Tuesday, December 4, 2012

How to get more outcomes out of meetings

I am thinking about a recent report I put together for a consultant client; he asked his client organization a set of questions about their executive team -- how well they worked at making good decisions, whether they based their disagreements on actual data, whether they were willing to challenge each other directly, whether they were able to come together after a decision and fully support the agreed direction. We compared their ratings on such questions across three areas: a) each executive rating him or herself, b) executives rating their peer team, and c) directors -- their direct reports -- rating the executive team.

The results showed that many crucial areas of challenge and confrontation were decidely low, even though each individual rated him/herself fairly high. That is, both the directors and executives agreed that the exec team as a whole was lacking in sufficient discussion of disagreements leading to a robust decision, and that the aftermath (poor outcomes) was not reviewed for organizational learning.

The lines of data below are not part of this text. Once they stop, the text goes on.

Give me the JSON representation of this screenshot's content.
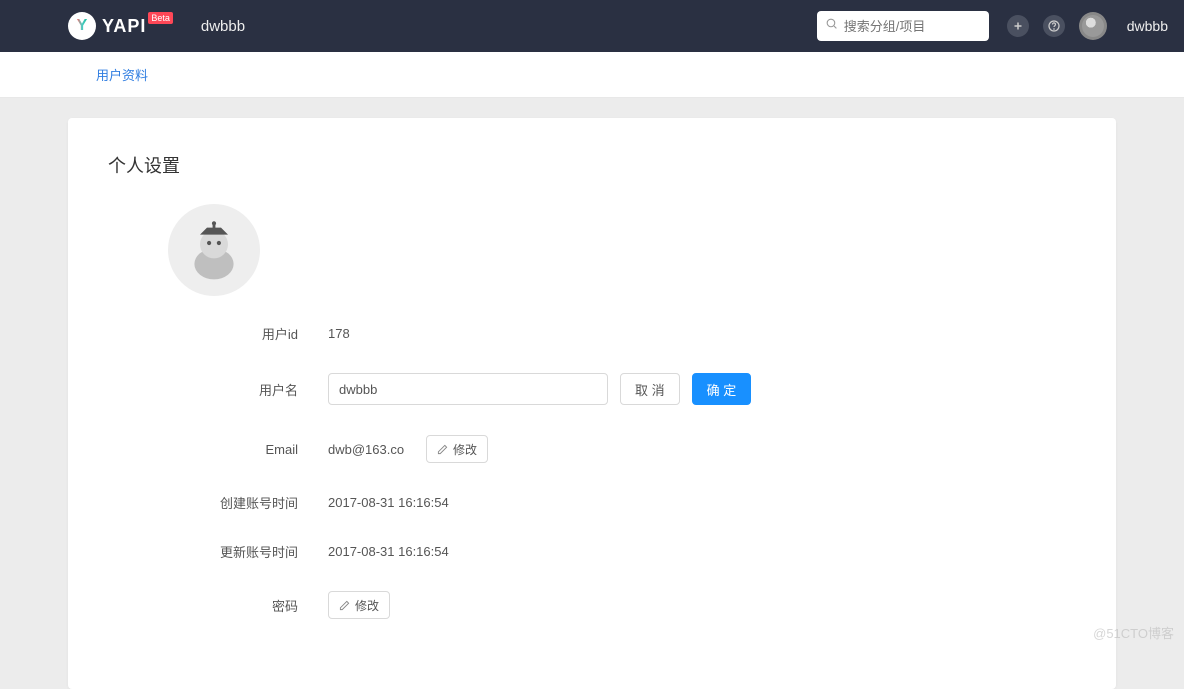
{
  "header": {
    "logo_text": "YAPI",
    "beta": "Beta",
    "project_name": "dwbbb",
    "search_placeholder": "搜索分组/项目",
    "username": "dwbbb"
  },
  "subnav": {
    "profile_tab": "用户资料"
  },
  "card": {
    "title": "个人设置",
    "rows": {
      "user_id_label": "用户id",
      "user_id_value": "178",
      "username_label": "用户名",
      "username_value": "dwbbb",
      "email_label": "Email",
      "email_value": "dwb@163.co",
      "created_label": "创建账号时间",
      "created_value": "2017-08-31 16:16:54",
      "updated_label": "更新账号时间",
      "updated_value": "2017-08-31 16:16:54",
      "password_label": "密码"
    },
    "buttons": {
      "cancel": "取 消",
      "confirm": "确 定",
      "edit": "修改"
    }
  },
  "watermark": "@51CTO博客"
}
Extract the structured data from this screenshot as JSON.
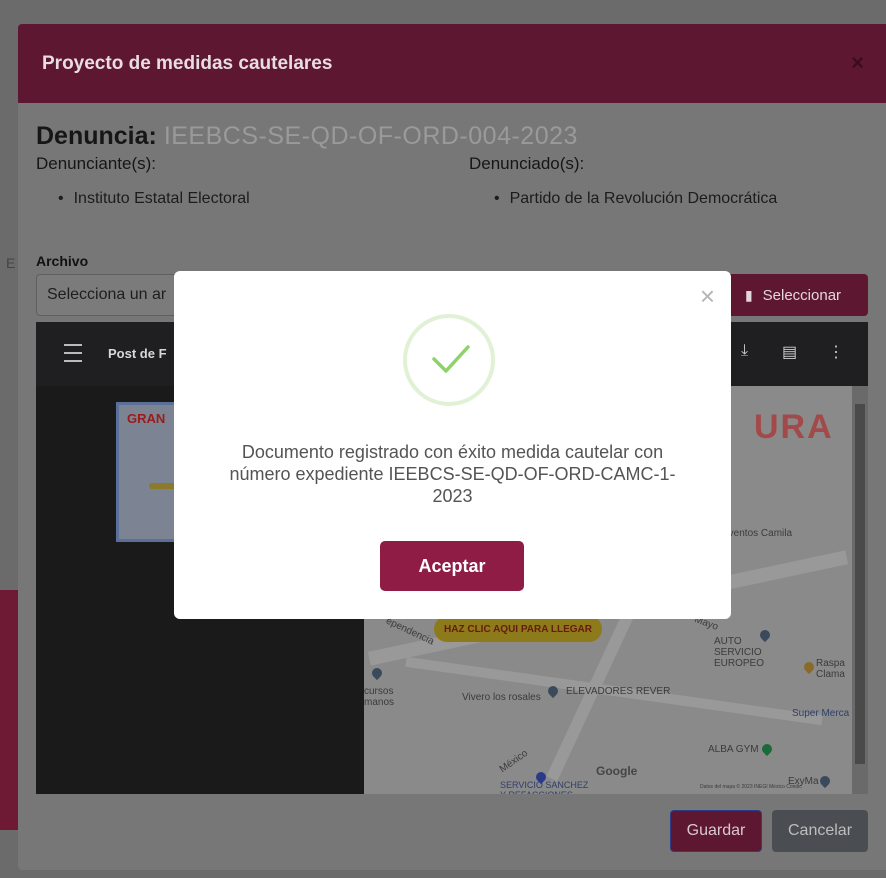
{
  "background": {
    "side_letter": "E"
  },
  "modal": {
    "title": "Proyecto de medidas cautelares",
    "close_label": "×",
    "denuncia_label": "Denuncia:",
    "denuncia_number": "IEEBCS-SE-QD-OF-ORD-004-2023",
    "denunciantes_label": "Denunciante(s):",
    "denunciantes": [
      "Instituto Estatal Electoral"
    ],
    "denunciados_label": "Denunciado(s):",
    "denunciados": [
      "Partido de la Revolución Democrática"
    ],
    "archivo_label": "Archivo",
    "file_placeholder": "Selecciona un ar",
    "select_label": "Seleccionar",
    "save_label": "Guardar",
    "cancel_label": "Cancelar"
  },
  "viewer": {
    "doc_title": "Post de F",
    "thumb_title": "GRAN",
    "map": {
      "banner": "HAZ CLIC AQUI PARA LLEGAR",
      "big_text": "URA",
      "labels": {
        "eventos": "Eventos Camila",
        "auto_servicio": "AUTO SERVICIO EUROPEO",
        "raspa": "Raspa Clama",
        "super": "Super Merca",
        "vivero": "Vivero los rosales",
        "elevadores": "ELEVADORES REVER",
        "alba": "ALBA GYM",
        "exyma": "ExyMa",
        "servicio": "SERVICIO SANCHEZ Y REFACCIONES",
        "mexico": "México",
        "mayo": "Mayo",
        "independencia": "ependencia",
        "recursos": "cursos manos",
        "google": "Google",
        "footer": "Datos del mapa © 2023 INEGI  México  Condic"
      }
    }
  },
  "dialog": {
    "close_label": "×",
    "message": "Documento registrado con éxito medida cautelar con número expediente IEEBCS-SE-QD-OF-ORD-CAMC-1-2023",
    "accept_label": "Aceptar",
    "success_color": "#7ccf5a"
  },
  "colors": {
    "brand": "#8e1c44",
    "header_dimmed": "#5e1730"
  }
}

I think we might find similar results in many executive teams who are under pressure, and have not had time to become fully formed by trial-by-fire. The question of course is what to do in this situation? There are many reasons why this kind of stasis exists, and these reasons make it not so easy to simply 'make a change.'

My thinking runs to what mechanisms could then support a course correction in how the team works together.... here is some thinking from a couple of researchers writing on the HBR Blog (co-authors of a recent book on Heart, Smarts, Guts and Luck.) The short article is on the Courage to Be Direct.

So how could we develop more ways in which to facilitate direct input, especially when making a decision that counts? Well, if people have trouble saying things simply and directly in a meeting, we can always gather opinions online, in response to a couple of careful, direct questions. Then we see all the opinion in one place, individuals are not put on the spot, and can look at the differences together.

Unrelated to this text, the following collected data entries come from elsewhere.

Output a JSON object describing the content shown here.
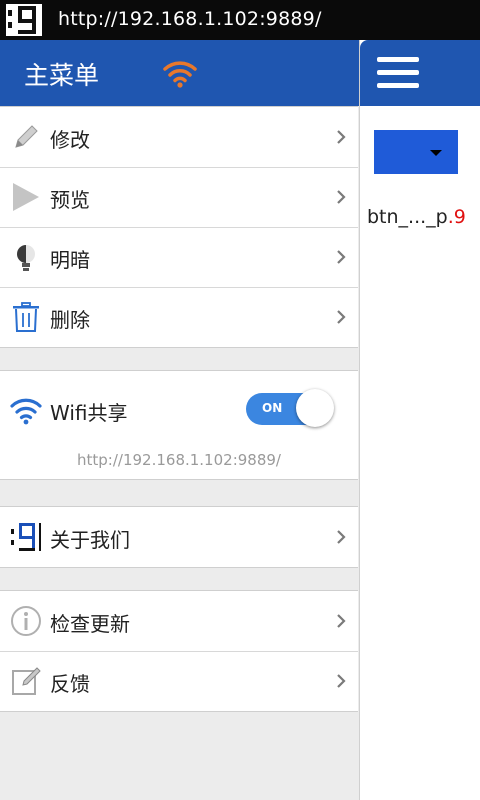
{
  "status_bar": {
    "url": "http://192.168.1.102:9889/"
  },
  "drawer": {
    "title": "主菜单",
    "items_group1": [
      {
        "label": "修改",
        "icon": "pencil-icon"
      },
      {
        "label": "预览",
        "icon": "play-icon"
      },
      {
        "label": "明暗",
        "icon": "bulb-icon"
      },
      {
        "label": "删除",
        "icon": "trash-icon"
      }
    ],
    "wifi": {
      "label": "Wifi共享",
      "toggle_label": "ON",
      "toggle_on": true,
      "url": "http://192.168.1.102:9889/"
    },
    "items_group3": [
      {
        "label": "关于我们",
        "icon": "app-logo-icon"
      }
    ],
    "items_group4": [
      {
        "label": "检查更新",
        "icon": "info-icon"
      },
      {
        "label": "反馈",
        "icon": "edit-note-icon"
      }
    ]
  },
  "content": {
    "button_text_main": "btn_..._p",
    "button_text_suffix": ".9"
  },
  "colors": {
    "header_blue": "#1f56b0",
    "toggle_blue": "#3b86e0",
    "wifi_orange": "#e8782c"
  }
}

We can ask a series of confidence check questions, after we have supposedly made a decision. For each element of the decision, on a scale of 1 to 10, how confident are you that this plank in the raft will effectively help us reach our agreed destination? If you rated this item less than 8, what specifically would need to be changed to increase your confidence? In my experience, this will bring out the places where further discussion and data gathering should take place before acting.

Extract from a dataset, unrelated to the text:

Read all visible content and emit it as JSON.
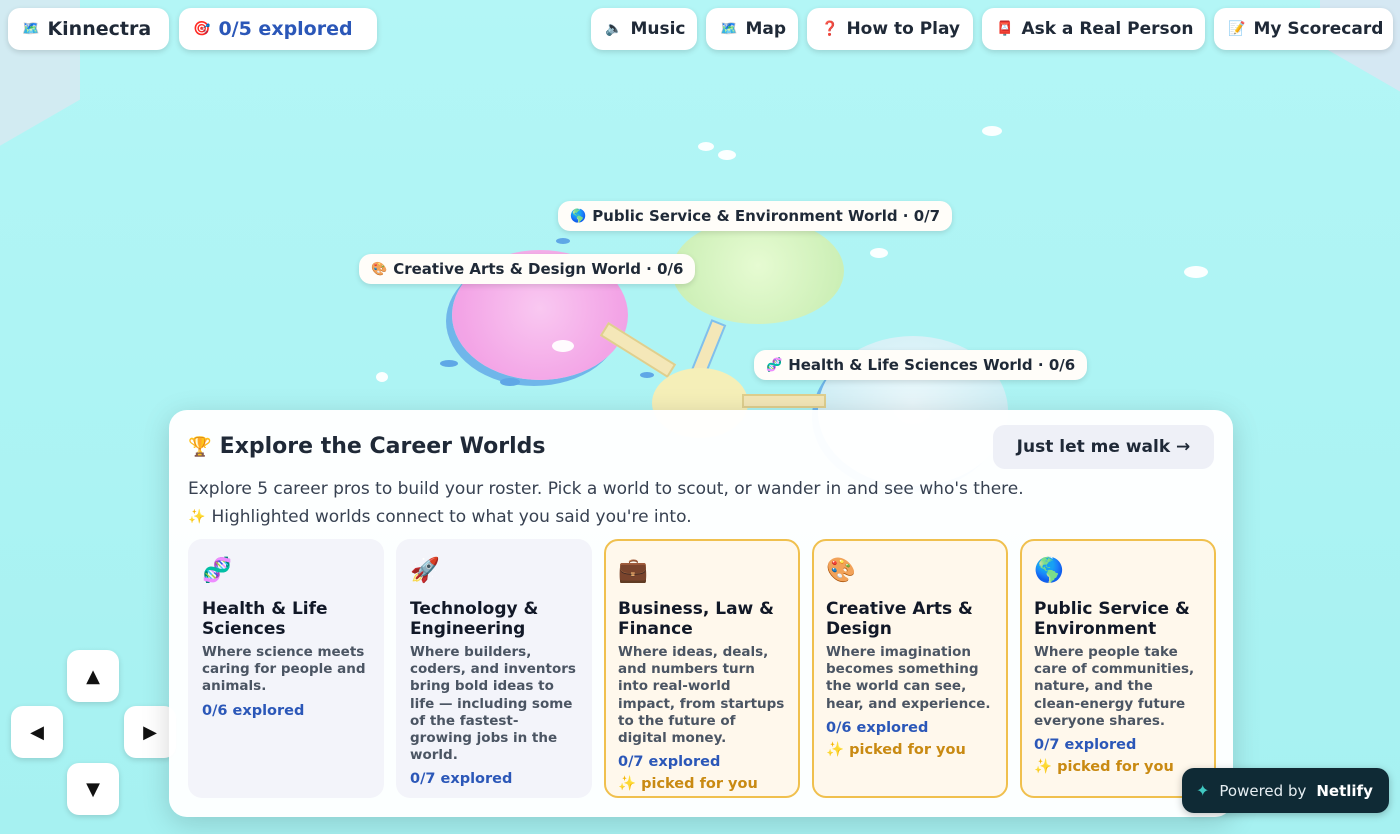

Instituting periodic after-review of decisions can be another useful mechanism... again, this can be structured with online input, so that data already exists together when the group meets. Were we successful? was our decision correct? what elements did we miss? did we fully support the decision with resources from multiple areas? looking back, what should we change now?

Keeping an archive of such reviews and confidence checks allows us to determine patterns over time in our process and our learning.